Little Hands Clapping is being marketed as a ‘black comedy’. There are moments when the blackness risks smothering the comedy, but for the most part it is funny and quite horrible in equal parts. However, my list of the book’s doomed innocents was spoiled for the same reason as the novel is a remarkable success. Just when all seems quite hopeless and Rhodes appears to be willing to sacrifice even his most sympathetic characters to their naughtiest impulses, he goes soft. An unapologetic small-town love story replaces the gothic riffs on death and sex. This is bound to annoy those who hail Rhodes as a successor to Roald Dahl, but it is brave of him to attempt to engage with a fuller spectrum of emotions. It moves this book from being a finely written schoolboy fantasy into the realm of the grown-up novel.

In the middle of Germany, a museum of suicide acts as a magnet for those wanting to do themselves in. Rather than dissuading them, as its well-meaning proprietor hopes, it provides ideas, role models and even means. It is overseen by an old and compassionless man, whose only pleasure in life is an occasional chocolate cake. What happens to the dead bodies becomes the novel’s central storyline and takes in everything you might fear (cannibalism and necrophilia) and then some other incidents, which require an imagination as peculiar as Rhodes’s to dream up.

This may all seem very cultish, but technically the novel is traditional. Having introduced his theme, Rhodes presents a sympathetic character determined to kill herself. In a rather cinematic structure, he then interweaves her journey towards the museum, with a police investigation which would lead to her being saved. The question is which will conclude first. This being Dan Rhodes, the police investigation is undertaken by the small town’s least dynamic officer, who breaks to wander home and clean his rabbit cage. The policeman, Horst, is one of the novel’s most brilliant creations: having decided he’s going to model himself on a rebellious movie cop, he knows he needs a memorable personality trait and comes up with muttering Latin expressions. His problem is that his Latin is rusty: ‘At the earliest opportunity he would go to the loft and find his old schoolbook.’

This plot drives the narrative, but the best parts of the book tend to be incidental to it. There is a description of a desperately mediocre exhibition of paintings in an airport terminal, which satirises how bad such attempts at municipal art often are. In this case, all the big national galleries lend works, but each chooses their least important. A passing old drunk pathetically slurs a lullaby from his youth, which turns out to be so gory it must have accounted for terrible nightmares. And there is a devout cleaning lady who once blasphemed and is convinced she is therefore destined for hell. She meets a kindly old man who does much to cheer her up and then, having confided that he will inevitably suffer the same fate, dies. The description of his biscuit-fuelled wake — wholly devoid of any hope — is very funny.

Black humour aside, Rhodes is an accomplished prose stylist.

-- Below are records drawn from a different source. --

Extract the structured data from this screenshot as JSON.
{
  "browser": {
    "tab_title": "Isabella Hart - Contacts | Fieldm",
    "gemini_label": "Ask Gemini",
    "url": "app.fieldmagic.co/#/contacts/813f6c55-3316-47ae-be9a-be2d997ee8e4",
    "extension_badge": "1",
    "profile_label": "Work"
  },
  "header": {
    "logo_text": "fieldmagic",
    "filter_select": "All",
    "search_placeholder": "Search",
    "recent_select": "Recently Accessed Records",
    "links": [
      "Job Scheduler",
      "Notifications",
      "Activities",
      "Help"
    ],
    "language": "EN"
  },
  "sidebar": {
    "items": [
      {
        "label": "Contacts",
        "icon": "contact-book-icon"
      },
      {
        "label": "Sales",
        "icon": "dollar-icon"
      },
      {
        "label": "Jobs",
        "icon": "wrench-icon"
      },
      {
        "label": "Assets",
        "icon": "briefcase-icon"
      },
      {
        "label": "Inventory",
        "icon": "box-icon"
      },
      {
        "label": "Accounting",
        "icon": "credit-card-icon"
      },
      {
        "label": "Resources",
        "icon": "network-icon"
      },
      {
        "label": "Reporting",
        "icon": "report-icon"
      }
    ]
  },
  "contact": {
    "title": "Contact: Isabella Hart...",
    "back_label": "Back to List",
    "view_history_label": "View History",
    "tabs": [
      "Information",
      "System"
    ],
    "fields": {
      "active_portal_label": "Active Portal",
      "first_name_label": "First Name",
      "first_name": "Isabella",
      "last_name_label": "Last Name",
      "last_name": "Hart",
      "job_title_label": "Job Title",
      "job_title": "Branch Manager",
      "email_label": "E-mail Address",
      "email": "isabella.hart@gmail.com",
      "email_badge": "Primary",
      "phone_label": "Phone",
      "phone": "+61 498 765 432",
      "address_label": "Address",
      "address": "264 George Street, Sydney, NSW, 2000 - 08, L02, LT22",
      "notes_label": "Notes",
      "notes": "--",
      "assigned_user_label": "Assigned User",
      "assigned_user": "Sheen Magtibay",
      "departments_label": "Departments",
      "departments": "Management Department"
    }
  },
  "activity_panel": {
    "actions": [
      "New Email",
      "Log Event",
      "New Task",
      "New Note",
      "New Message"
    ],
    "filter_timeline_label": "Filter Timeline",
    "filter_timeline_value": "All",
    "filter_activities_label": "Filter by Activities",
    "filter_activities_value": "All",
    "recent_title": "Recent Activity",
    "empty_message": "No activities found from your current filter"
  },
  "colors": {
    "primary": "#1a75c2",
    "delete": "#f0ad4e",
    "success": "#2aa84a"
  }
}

Hackneyed concepts, such as the meeting of eyes on an underground train, are not merely subverted by the hopelessness of their characters, but moving for the delicacy with which they are described. This matters: Rhodes understands that there is an important step often missed by young writers. Before you can turn clichés into postmodern humour, you ought to master them.

The success of this novel may not surprise people who saw Rhodes on Granta magazine’s list of the 20 best young British novelists in 2003. I was not, however, a fan of his first book, Anthropology, a collection of 101 fairly bitter observations on relationships, which seem self-satisfied and not particularly insightful. Timoleon Vieta Come Home (2003) proved him a successful novelist. It is with Little Hands Clapping, however, that he seems to have fulfilled his potential. This book will not appeal only to his numerous current fans, but to pretty much anyone who can stomach a bit of gruesome vulgarity in a love story. And that’s meant to be a compliment.